Share Price of listed equities has been on a downward side since the last quarter of 2008 till now and investors, both existing and new, have refused to acquire them though some analysts predict that it may be the right time to acquire them.
Kofi Yamoah, Managing Director, Ghana Stock Exchange (GSE) also shared similar sentiments in a chat with Daily Guide, urging prospective and existing investors to acquire more shares in order to increase ownership in these listed equities.
According to him, most of the listed companies' price earning ratio had reduced ranging from 6 to 10 percent, hence new and old investors should take advantage of that and buy fresh and additional shares.
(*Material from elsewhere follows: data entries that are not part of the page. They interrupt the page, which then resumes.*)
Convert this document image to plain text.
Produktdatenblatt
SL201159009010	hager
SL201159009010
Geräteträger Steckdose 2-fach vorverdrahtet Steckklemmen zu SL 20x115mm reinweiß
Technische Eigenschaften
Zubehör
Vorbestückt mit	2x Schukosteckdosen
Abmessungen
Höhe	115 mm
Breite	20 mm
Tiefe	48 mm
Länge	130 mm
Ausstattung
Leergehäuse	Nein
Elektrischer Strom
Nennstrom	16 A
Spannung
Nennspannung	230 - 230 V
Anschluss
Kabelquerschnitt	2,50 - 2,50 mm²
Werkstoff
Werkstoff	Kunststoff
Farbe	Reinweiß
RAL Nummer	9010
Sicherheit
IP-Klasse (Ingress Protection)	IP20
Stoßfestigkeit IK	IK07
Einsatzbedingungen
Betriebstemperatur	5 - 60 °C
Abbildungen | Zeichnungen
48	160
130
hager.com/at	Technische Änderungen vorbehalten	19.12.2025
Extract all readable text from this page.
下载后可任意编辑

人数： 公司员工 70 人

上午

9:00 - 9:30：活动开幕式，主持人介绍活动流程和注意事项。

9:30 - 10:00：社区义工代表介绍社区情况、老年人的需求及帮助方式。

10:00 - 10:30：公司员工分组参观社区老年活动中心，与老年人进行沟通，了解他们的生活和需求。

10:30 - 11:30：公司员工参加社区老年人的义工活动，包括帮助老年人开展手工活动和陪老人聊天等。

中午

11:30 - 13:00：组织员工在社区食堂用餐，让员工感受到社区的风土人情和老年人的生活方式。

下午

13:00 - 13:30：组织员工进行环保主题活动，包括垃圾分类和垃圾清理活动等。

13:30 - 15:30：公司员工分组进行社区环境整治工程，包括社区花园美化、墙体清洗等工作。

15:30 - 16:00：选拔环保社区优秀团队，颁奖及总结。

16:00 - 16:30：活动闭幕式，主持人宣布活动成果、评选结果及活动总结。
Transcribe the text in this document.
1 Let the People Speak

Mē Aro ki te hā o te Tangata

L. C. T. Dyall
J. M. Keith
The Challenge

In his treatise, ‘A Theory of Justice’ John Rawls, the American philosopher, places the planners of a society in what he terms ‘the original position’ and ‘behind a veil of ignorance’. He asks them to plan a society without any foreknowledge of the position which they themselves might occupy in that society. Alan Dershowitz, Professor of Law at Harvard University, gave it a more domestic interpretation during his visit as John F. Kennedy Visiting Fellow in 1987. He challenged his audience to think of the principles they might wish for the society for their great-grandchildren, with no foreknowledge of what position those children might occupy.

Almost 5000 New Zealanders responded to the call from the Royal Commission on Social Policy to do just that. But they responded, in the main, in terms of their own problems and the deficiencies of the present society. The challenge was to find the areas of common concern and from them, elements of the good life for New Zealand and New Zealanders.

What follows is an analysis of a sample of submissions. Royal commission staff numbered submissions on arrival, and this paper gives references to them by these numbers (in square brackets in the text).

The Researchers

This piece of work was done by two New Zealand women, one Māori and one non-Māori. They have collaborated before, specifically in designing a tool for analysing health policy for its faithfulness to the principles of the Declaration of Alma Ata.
Some analysts predict that the market corrections which have seen equities such as GCB, CAL and GOIL declining from 90Gp, 60Gp and 40Gp to 75Gp, 45Gp and 30Gp respectively as at last week Friday might bounce back by June.
Mr. Yamoah said though the capital market was not doing well now, it would bounce back sooner than later.
The Accra Bourse has been on the downward side since the beginning of this year with the year-to-date return at a negative.
Mr. Yamaoh also urged listed companies to amend their regulations to pave way for the automation of the trading platform. “At the end of this month, we are hoping to go live with trading on the stock market with brokers trading from their various offices, hence the need.”
The companies will require shareholders' approval during their annual general meetings (AGM) expected to take place soon.
The GSE has commenced electronic projects including depository system, clearing and settlement system and automation of the trading platform that will raise its standard into an international one.
While the depository system which will require every investor to open an account will eliminate the risks associated with excessive paper work in post-trade as well as processing and registration, the automation system will enhance liquidity on the market as well as improve general trading on the exchange.
Meanwhile, some listed companies mostly manufacturing firms have released quite exciting financial results for the year ending.
Nevertheless, the results, according to some stock analysts, would not change the bearish state of the market for now because of the global financial crisis where markets globally have not been faring well.
While Produce Buying Company (PBC) bagged GH¢149.616 million as turnover for the last financial year as compared with GH¢80.511 million in 2007, Benso Oil Palm Plantation (BOPP) recorded GH¢20.589 million as compared with GH¢13.115 in 2007 and Guinness Ghana Limited (GGBL) realized GH¢93.551 million for the half year as compared with GH¢76.107 last year.
Significantly, shareholders' fund of PBC, BOPP and GGBL grew from GH¢6.369 million, GH¢16.703 million and GH¢66.34 million to GH¢9.819 million, GH¢19.984 million and GH¢68.204 million respectively.